Social grants were increased to:

  • old age pension - R1,890;
  • war veterans pension - R1,910;
  • child care - R460; and
  • foster care - R1,050.

The budget speech contained much detailed information, but summarising it for individuals, the following highlights stick out:

  • the usual “sin taxes” apply (8%);
  • personal income tax brackets are increasing by more than inflation (5% across the board). As this is more than inflation, this means that in real terms employees will pay less tax;
  • corporate income tax is to be reduced to 27% from April 1 2022 to promote direct investment in SA;
  • borrowing of about R500bn per year is envisaged for the next three years before the debt levels begin to stabilise in 2024/25;
  • the government has set up two funds that are collectively worth just under R100bn to promote employment.

The question of whether this budget can be viewed as a success or a failure is debatable.
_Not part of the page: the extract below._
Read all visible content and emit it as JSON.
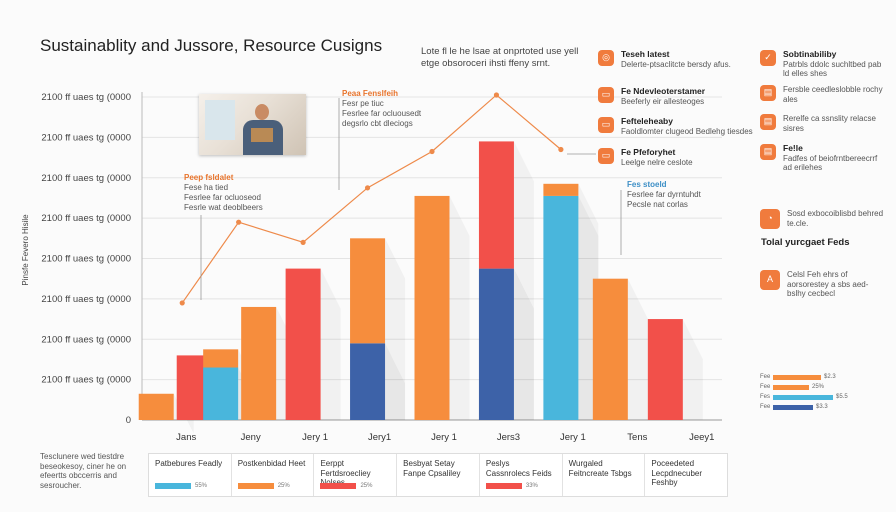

If the plan is implemented in the manner in which it is intended, then history will view this address as a success. Conversely, if not enough has been done to reduce spending and increase revenue to achieve the goal of stabilising government debt at 88.9% in 2024/25, then this will be seen as a failure.

In the short term, tax relief has been issued to the formally employed individuals (via tax brackets increasing more than inflation) and tax relief is intended to be offered to business from April 1 2022.

During a time when much has been made of rising debt levels and decreased revenue collection, only time will tell whether this budget is a clever part of a bigger plan or a missed opportunity to begin reducing the fiscal deficit before it's too late.

 

  •  Bryden Morton is executive director of 21st Century, a remuneration and HR consultancy, while Chris Blair is its leadership & sustainability CEO.